TN: Pointing out, so just people understand. It’s not as if you’re just taking data out, putting it in a big machine and then putting it out the other end to help make a decision. You’re taking data in from a lot of different sources. And you’re making sure that it’s somewhat normalized or understandable in the output. And then those managers within those companies are also seeing data in a number of different formats to make those decisions. So this isn’t linear. This looks more like a bunch of weeds over here and a bunch of mangled tree roots over there and you’re trying to make it as linear as possible. The complexity of these decisions, the complexity of these data, say logistics activities, are just fascinating.

 

So last question here Odell. You’ve seen these companies through the first phase or two phases of this. Do you see these companies back on a path to normalization now? Are there manufacturing and supply chain processes normalizing now?

 

OS: There are some that are beginning to get back on the horse and there are some that are just still severely impacted. Some of our customers are in the pharma industry. They’re just going nuts and they’re going to continue to go nuts for a while. It’s really a mixed bag of things. A lot of our customers manufacture products that are related to home. Everybody has been doing a lot more of that lately.
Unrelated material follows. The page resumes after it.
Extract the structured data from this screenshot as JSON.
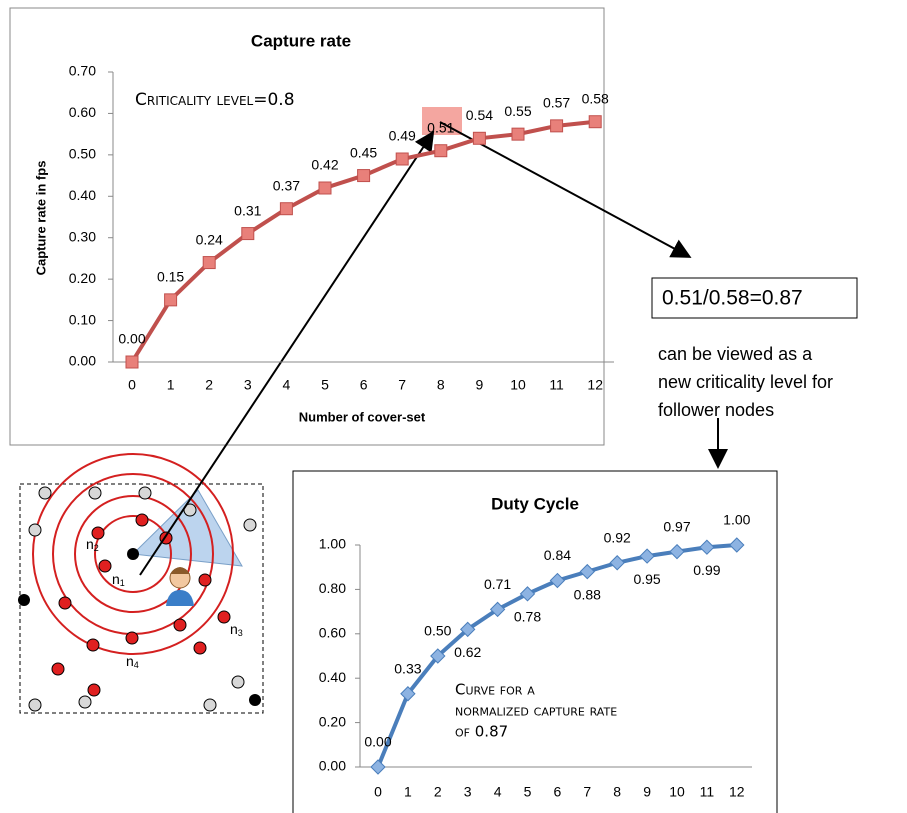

Demands for those have still been really strong even though supply may have been impacted by some of the situations.

 

One of our clients is a company that has multiple legacy systems. One of the great things about these new cloud solutions is the ability to do that normalization, to be able to take data from multiple different ERPs, disparate ERPs, and bring it in for a total view for the executive team to make these quick decisions. A lot of our customers are doing really well, and so it’s great to see them coming out of this. It’s been a slow couple of months for people just to wrap their arms around the thing, and try to just fight fires. And then now we’re coming out of some of that and into recovery mode that looks good and strong.